When Gabe Schray was in middle school in Stockbridge, he admits he was kind of a mess. He got bullied, in part because he was a new kid. He moved to Stockbridge to live with his dad after he had to leave his grandparents house.
“Yep, my grandfather he died in front of me, so, you know, " said Schray.
That trauma and the social difficulty he had made school almost an afterthought. He continues, "So honestly I just did homework when I felt like it. What the teachers said didn’t matter to me because of what was going on outside of school. My grades were very poor because of that. You know the reflection was so clear it was like a mirror. The more that was going on the worse my grades were.”
Schray started to get it together after his freshman year of high school. He says joining the football team saved him. He's a senior now, and he is well-liked, funny, confident and going to a good college next year.

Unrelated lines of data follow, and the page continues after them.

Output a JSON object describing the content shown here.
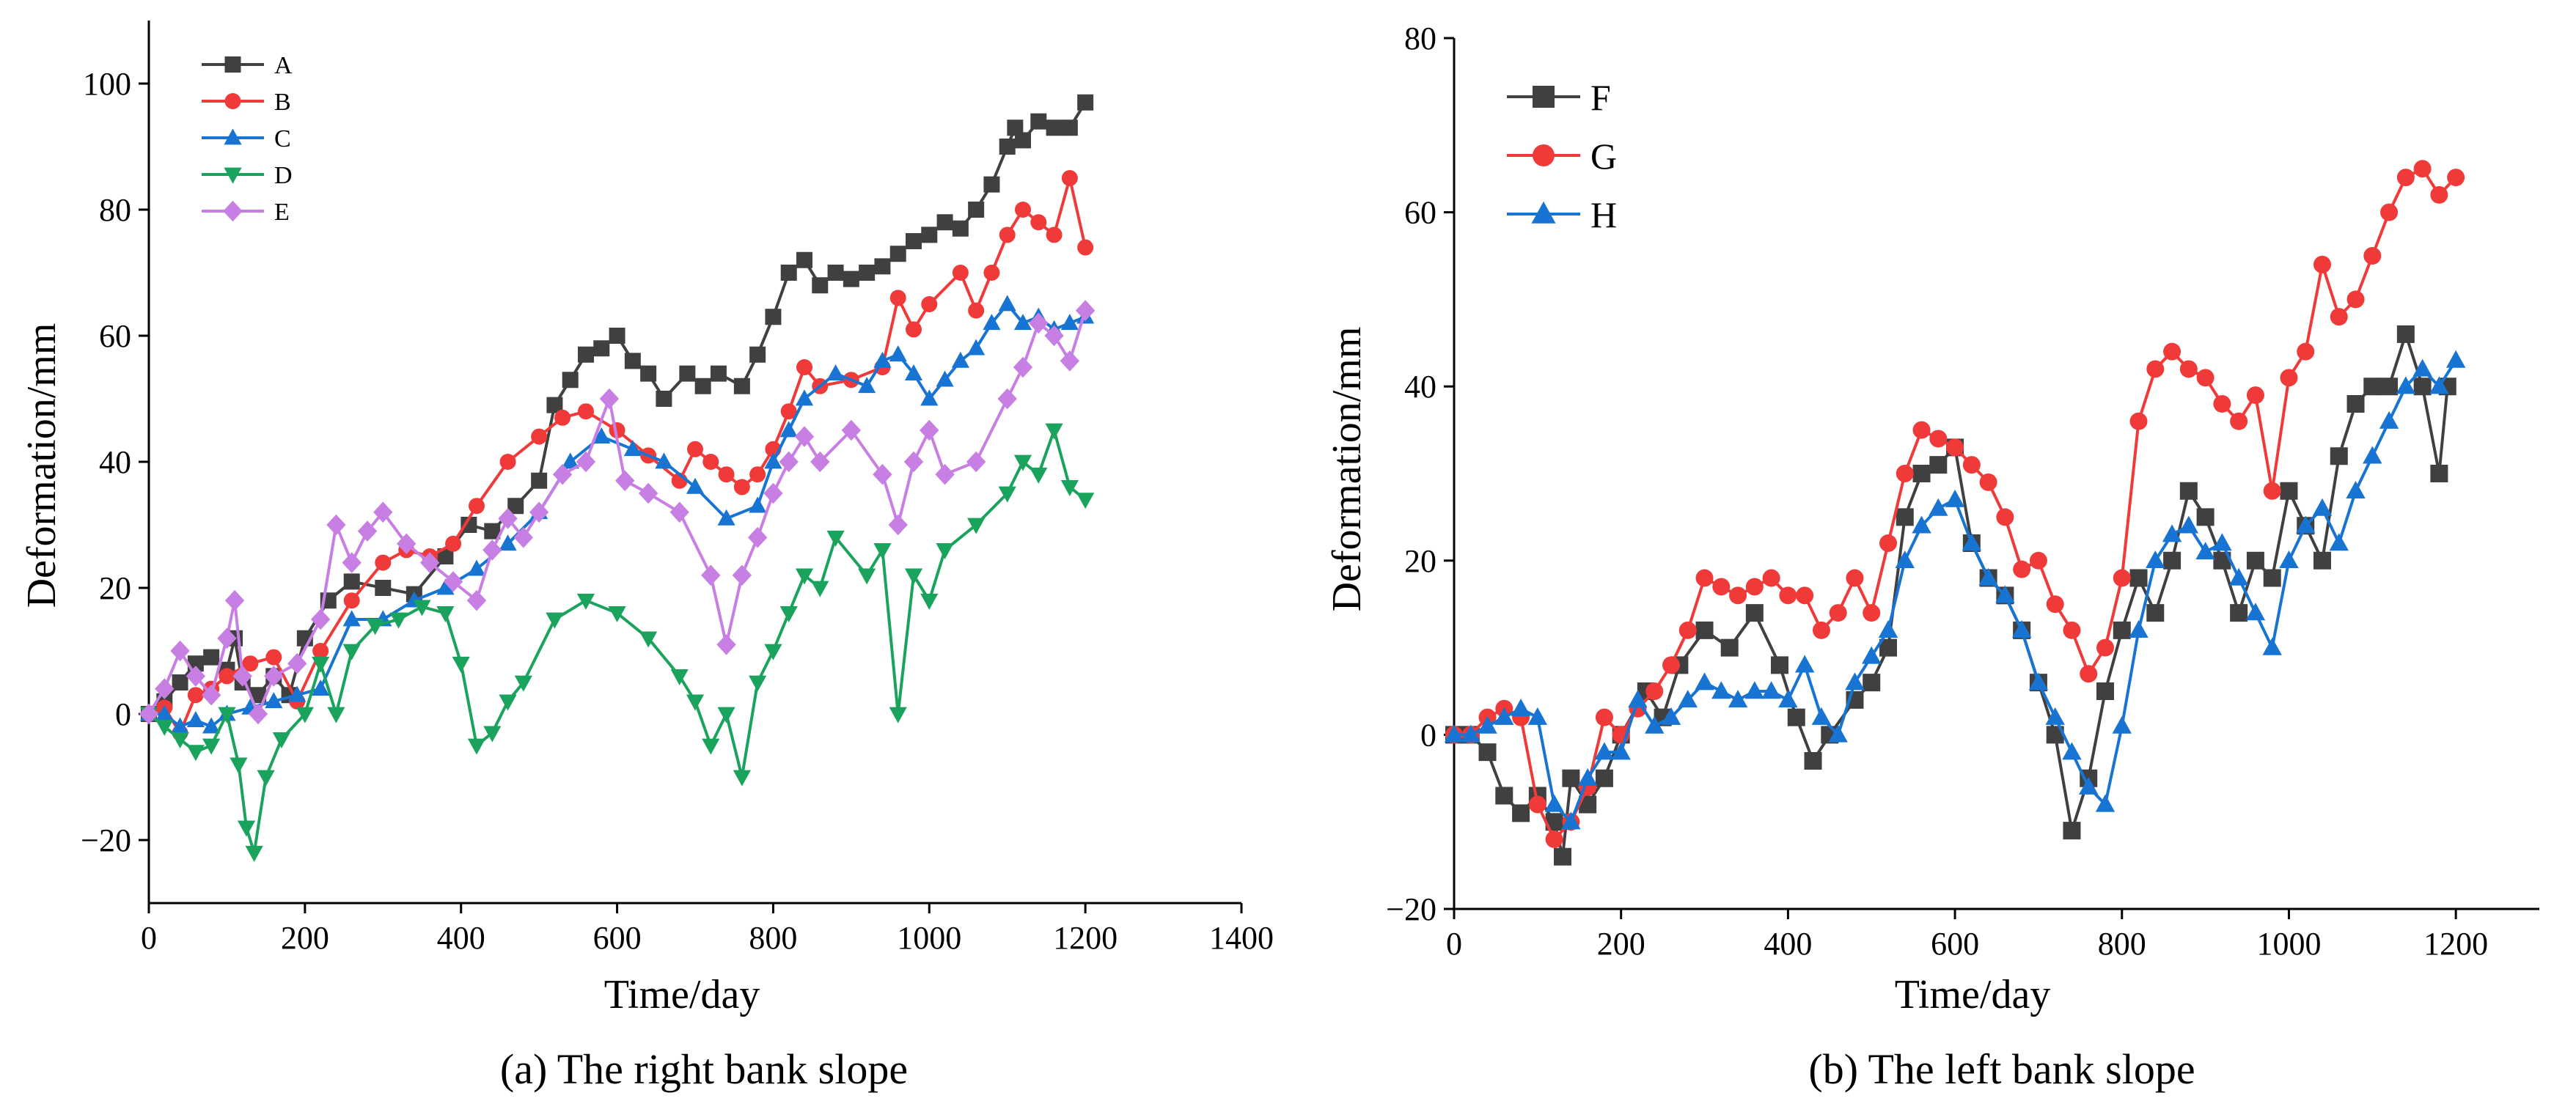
{
  "chart_data": [
    {
      "type": "line",
      "panel": "a",
      "caption": "(a) The right bank slope",
      "xlabel": "Time/day",
      "ylabel": "Deformation/mm",
      "xlim": [
        0,
        1400
      ],
      "ylim": [
        -30,
        110
      ],
      "xticks": [
        0,
        200,
        400,
        600,
        800,
        1000,
        1200,
        1400
      ],
      "yticks": [
        -20,
        0,
        20,
        40,
        60,
        80,
        100
      ],
      "legend_position": "top-left",
      "series": [
        {
          "name": "A",
          "color": "#404040",
          "marker": "square",
          "x": [
            0,
            20,
            40,
            60,
            80,
            100,
            110,
            120,
            140,
            160,
            180,
            200,
            230,
            260,
            300,
            340,
            380,
            410,
            440,
            470,
            500,
            520,
            540,
            560,
            580,
            600,
            620,
            640,
            660,
            690,
            710,
            730,
            760,
            780,
            800,
            820,
            840,
            860,
            880,
            900,
            920,
            940,
            960,
            980,
            1000,
            1020,
            1040,
            1060,
            1080,
            1100,
            1110,
            1120,
            1140,
            1160,
            1180,
            1200
          ],
          "y": [
            0,
            2,
            5,
            8,
            9,
            7,
            12,
            5,
            3,
            6,
            3,
            12,
            18,
            21,
            20,
            19,
            25,
            30,
            29,
            33,
            37,
            49,
            53,
            57,
            58,
            60,
            56,
            54,
            50,
            54,
            52,
            54,
            52,
            57,
            63,
            70,
            72,
            68,
            70,
            69,
            70,
            71,
            73,
            75,
            76,
            78,
            77,
            80,
            84,
            90,
            93,
            91,
            94,
            93,
            93,
            97
          ]
        },
        {
          "name": "B",
          "color": "#f03a3a",
          "marker": "circle",
          "x": [
            0,
            20,
            40,
            60,
            80,
            100,
            130,
            160,
            190,
            220,
            260,
            300,
            330,
            360,
            390,
            420,
            460,
            500,
            530,
            560,
            600,
            640,
            680,
            700,
            720,
            740,
            760,
            780,
            800,
            820,
            840,
            860,
            900,
            940,
            960,
            980,
            1000,
            1040,
            1060,
            1080,
            1100,
            1120,
            1140,
            1160,
            1180,
            1200
          ],
          "y": [
            0,
            1,
            -3,
            3,
            4,
            6,
            8,
            9,
            2,
            10,
            18,
            24,
            26,
            25,
            27,
            33,
            40,
            44,
            47,
            48,
            45,
            41,
            37,
            42,
            40,
            38,
            36,
            38,
            42,
            48,
            55,
            52,
            53,
            55,
            66,
            61,
            65,
            70,
            64,
            70,
            76,
            80,
            78,
            76,
            85,
            74
          ]
        },
        {
          "name": "C",
          "color": "#1874d2",
          "marker": "triangle-up",
          "x": [
            0,
            20,
            40,
            60,
            80,
            100,
            130,
            160,
            190,
            220,
            260,
            300,
            340,
            380,
            420,
            460,
            500,
            540,
            580,
            620,
            660,
            700,
            740,
            780,
            800,
            820,
            840,
            880,
            920,
            940,
            960,
            980,
            1000,
            1020,
            1040,
            1060,
            1080,
            1100,
            1120,
            1140,
            1160,
            1180,
            1200
          ],
          "y": [
            0,
            0,
            -2,
            -1,
            -2,
            0,
            1,
            2,
            3,
            4,
            15,
            15,
            18,
            20,
            23,
            27,
            32,
            40,
            44,
            42,
            40,
            36,
            31,
            33,
            40,
            45,
            50,
            54,
            52,
            56,
            57,
            54,
            50,
            53,
            56,
            58,
            62,
            65,
            62,
            63,
            61,
            62,
            63
          ]
        },
        {
          "name": "D",
          "color": "#1aa35c",
          "marker": "triangle-down",
          "x": [
            0,
            20,
            40,
            60,
            80,
            100,
            115,
            125,
            135,
            150,
            170,
            200,
            220,
            240,
            260,
            290,
            320,
            350,
            380,
            400,
            420,
            440,
            460,
            480,
            520,
            560,
            600,
            640,
            680,
            700,
            720,
            740,
            760,
            780,
            800,
            820,
            840,
            860,
            880,
            920,
            940,
            960,
            980,
            1000,
            1020,
            1060,
            1100,
            1120,
            1140,
            1160,
            1180,
            1200
          ],
          "y": [
            0,
            -2,
            -4,
            -6,
            -5,
            0,
            -8,
            -18,
            -22,
            -10,
            -4,
            0,
            8,
            0,
            10,
            14,
            15,
            17,
            16,
            8,
            -5,
            -3,
            2,
            5,
            15,
            18,
            16,
            12,
            6,
            2,
            -5,
            0,
            -10,
            5,
            10,
            16,
            22,
            20,
            28,
            22,
            26,
            0,
            22,
            18,
            26,
            30,
            35,
            40,
            38,
            45,
            36,
            34
          ]
        },
        {
          "name": "E",
          "color": "#c77fe3",
          "marker": "diamond",
          "x": [
            0,
            20,
            40,
            60,
            80,
            100,
            110,
            120,
            140,
            160,
            190,
            220,
            240,
            260,
            280,
            300,
            330,
            360,
            390,
            420,
            440,
            460,
            480,
            500,
            530,
            560,
            590,
            610,
            640,
            680,
            720,
            740,
            760,
            780,
            800,
            820,
            840,
            860,
            900,
            940,
            960,
            980,
            1000,
            1020,
            1060,
            1100,
            1120,
            1140,
            1160,
            1180,
            1200
          ],
          "y": [
            0,
            4,
            10,
            6,
            3,
            12,
            18,
            6,
            0,
            6,
            8,
            15,
            30,
            24,
            29,
            32,
            27,
            24,
            21,
            18,
            26,
            31,
            28,
            32,
            38,
            40,
            50,
            37,
            35,
            32,
            22,
            11,
            22,
            28,
            35,
            40,
            44,
            40,
            45,
            38,
            30,
            40,
            45,
            38,
            40,
            50,
            55,
            62,
            60,
            56,
            64
          ]
        }
      ]
    },
    {
      "type": "line",
      "panel": "b",
      "caption": "(b) The left bank slope",
      "xlabel": "Time/day",
      "ylabel": "Deformation/mm",
      "xlim": [
        0,
        1300
      ],
      "ylim": [
        -20,
        80
      ],
      "xticks": [
        0,
        200,
        400,
        600,
        800,
        1000,
        1200
      ],
      "yticks": [
        -20,
        0,
        20,
        40,
        60,
        80
      ],
      "legend_position": "top-left",
      "series": [
        {
          "name": "F",
          "color": "#404040",
          "marker": "square",
          "x": [
            0,
            20,
            40,
            60,
            80,
            100,
            120,
            130,
            140,
            160,
            180,
            200,
            230,
            250,
            270,
            300,
            330,
            360,
            390,
            410,
            430,
            450,
            480,
            500,
            520,
            540,
            560,
            580,
            600,
            620,
            640,
            660,
            680,
            700,
            720,
            740,
            760,
            780,
            800,
            820,
            840,
            860,
            880,
            900,
            920,
            940,
            960,
            980,
            1000,
            1020,
            1040,
            1060,
            1080,
            1100,
            1120,
            1140,
            1160,
            1180,
            1190
          ],
          "y": [
            0,
            0,
            -2,
            -7,
            -9,
            -7,
            -10,
            -14,
            -5,
            -8,
            -5,
            0,
            5,
            2,
            8,
            12,
            10,
            14,
            8,
            2,
            -3,
            0,
            4,
            6,
            10,
            25,
            30,
            31,
            33,
            22,
            18,
            16,
            12,
            6,
            0,
            -11,
            -5,
            5,
            12,
            18,
            14,
            20,
            28,
            25,
            20,
            14,
            20,
            18,
            28,
            24,
            20,
            32,
            38,
            40,
            40,
            46,
            40,
            30,
            40
          ]
        },
        {
          "name": "G",
          "color": "#f03a3a",
          "marker": "circle",
          "x": [
            0,
            20,
            40,
            60,
            80,
            100,
            120,
            140,
            160,
            180,
            200,
            220,
            240,
            260,
            280,
            300,
            320,
            340,
            360,
            380,
            400,
            420,
            440,
            460,
            480,
            500,
            520,
            540,
            560,
            580,
            600,
            620,
            640,
            660,
            680,
            700,
            720,
            740,
            760,
            780,
            800,
            820,
            840,
            860,
            880,
            900,
            920,
            940,
            960,
            980,
            1000,
            1020,
            1040,
            1060,
            1080,
            1100,
            1120,
            1140,
            1160,
            1180,
            1200
          ],
          "y": [
            0,
            0,
            2,
            3,
            2,
            -8,
            -12,
            -10,
            -6,
            2,
            0,
            3,
            5,
            8,
            12,
            18,
            17,
            16,
            17,
            18,
            16,
            16,
            12,
            14,
            18,
            14,
            22,
            30,
            35,
            34,
            33,
            31,
            29,
            25,
            19,
            20,
            15,
            12,
            7,
            10,
            18,
            36,
            42,
            44,
            42,
            41,
            38,
            36,
            39,
            28,
            41,
            44,
            54,
            48,
            50,
            55,
            60,
            64,
            65,
            62,
            64
          ]
        },
        {
          "name": "H",
          "color": "#1874d2",
          "marker": "triangle-up",
          "x": [
            0,
            20,
            40,
            60,
            80,
            100,
            120,
            140,
            160,
            180,
            200,
            220,
            240,
            260,
            280,
            300,
            320,
            340,
            360,
            380,
            400,
            420,
            440,
            460,
            480,
            500,
            520,
            540,
            560,
            580,
            600,
            620,
            640,
            660,
            680,
            700,
            720,
            740,
            760,
            780,
            800,
            820,
            840,
            860,
            880,
            900,
            920,
            940,
            960,
            980,
            1000,
            1020,
            1040,
            1060,
            1080,
            1100,
            1120,
            1140,
            1160,
            1180,
            1200
          ],
          "y": [
            0,
            0,
            1,
            2,
            3,
            2,
            -8,
            -10,
            -5,
            -2,
            -2,
            4,
            1,
            2,
            4,
            6,
            5,
            4,
            5,
            5,
            4,
            8,
            2,
            0,
            6,
            9,
            12,
            20,
            24,
            26,
            27,
            22,
            18,
            16,
            12,
            6,
            2,
            -2,
            -6,
            -8,
            1,
            12,
            20,
            23,
            24,
            21,
            22,
            18,
            14,
            10,
            20,
            24,
            26,
            22,
            28,
            32,
            36,
            40,
            42,
            40,
            43
          ]
        }
      ]
    }
  ]
}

New research suggests Schray was lucky, because by tenth grade if kids don’t believe they can achieve after high school it’s likely they won’t. That’s even more true for low-income kids, and almost half the kids in Stockbridge are low-income.
Many kids start to set their expectations low or downgrade their dreams in middle school, and it sticks. They pick up on and care about others expectations for them.
In Stockbridge the middle school doesn't seem to be held up as a point of pride in the community like the other schools. Middle school principal Brad Edwards describes it this way, “Kind of like the middle child if you will. Just kind of gets left out."